Les spécialistes et les stratèges militaires nous promettaient une guerre des plus difficiles au Nord-Mali, où les islamistes, surarmés, vendraient cher leur peau. Mais voilà, en l’espace de trois semaines, l’armée française, par sa puissance de feu, notamment sa force de frappe aérienne, a contraint les djihadistes à fuir l’ensemble des larges bandes désertiques qui constituaient jusqu’alors leur antre. Les groupes islamistes ont fui les combats et se sont, soit fondus dans la population, soit retranchés dans les grottes aux confins du Mali à la frontière avec l’Algérie et la Mauritanie.
Que ce soit stratégique ou pas, une chose est sûre : leur débandade a permis au MNLA (Mouvement national pour la libération de l’Azawad) et à la faction dissidente d’Ansar Dine de reprendre le contrôle de la localité de Kidal, où la rébellion touarègue avait été chassée quelques mois plus tôt par les combattants islamistes d’Ansar Dine.
Ce retour du MNLA dans le jeu au Nord-Mali n’est pas sans poser des problèmes, vu que le mouvement s’oppose à l’arrivée des soldats maliens ou ouest-africains à Kidal. Une position sans doute avalisée par la France, puisque, contrairement à ce qui s’est passé à Tombouctou et à Gao, les militaires de l’opération Serval ont débarqué dans les faubourgs de Kidal sans être efflanqués de l’armée malienne ; d’ailleurs, aucun accrochage n’a encore été signalé entre les troupes françaises et les combattants du MNLA.
Une bien curieuse situation qui suscite de nombreuses interrogations, notamment sur les conditions dans lesquelles le MNLA a pu rebondir dans cette partie du Mali. On peut se demander comment cette rébellion a pu entrer en possession de ses armes, qu’elle avait mises à l’abri en Mauritanie auprès de l’armée de ce pays. Reste maintenant à savoir si Bamako acceptera d’être tenu hors de Kidal.

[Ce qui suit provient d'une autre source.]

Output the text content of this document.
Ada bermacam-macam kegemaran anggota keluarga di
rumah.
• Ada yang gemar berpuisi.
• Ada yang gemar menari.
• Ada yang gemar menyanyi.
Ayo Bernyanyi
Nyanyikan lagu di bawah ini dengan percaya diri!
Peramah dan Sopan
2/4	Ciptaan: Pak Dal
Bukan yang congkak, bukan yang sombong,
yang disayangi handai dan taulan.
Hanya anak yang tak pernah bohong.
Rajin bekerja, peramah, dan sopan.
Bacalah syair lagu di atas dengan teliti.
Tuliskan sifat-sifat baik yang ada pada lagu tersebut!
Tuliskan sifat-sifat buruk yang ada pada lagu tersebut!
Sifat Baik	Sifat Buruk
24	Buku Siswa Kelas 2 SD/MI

Rien n’est moins sûr ; pourtant, dans notre entendement, le MNLA aurait été bien été inspiré de mettre de l’eau dans son vin pour être moins irrédentiste en se rangeant clairement du côté de Bamako et de la communauté internationale. Ses revendications nationalistes, il pourrait les mettre plus tard sur la table des négociations. En s’arcboutant sur Kidal, le MNLA court le risque d’être considéré comme un ennemi et traité comme tel. A moins que ses dirigeants n’aient l’aval tacite de Paris.
A ce propos, on voit que la France, qui veut vite se retirer de cette zone, pousse pour que des négociations politiques soient entamées entre les parties maliennes. Paris n’a-t-il pas appelé hier Bamako à «engager sans plus attendre des discussions avec les représentants légitimes des populations du Nord (élus locaux, société civile) et les groupes armés non terroristes reconnaissant l'intégrité du Mali» ? Une déclaration qui donne en réalité des chances au MNLA de réexister et de revendiquer.
On ne sait pas à quoi joue la France, mais il faut espérer qu’elle ne se laissera pas prendre dans son propre jeu par des nationalistes touaregs qui n’hésiteront pas à tirer les marrons du feu pour donner corps à leur revendication d’indépendance politique vis-à-vis de Bamako. C’est quand même ce mouvement qui a fait entrer le loup dans la bergerie malienne et est donc à la base de cette chienlit qui a cours au pays de Soundjata Kéïta !
Si Paris semble bienveillant vis-à-vis du MNLA, que peut bien faire Bamako si ce n’est que négocier ; négocier parce que son protecteur le lui demande instamment.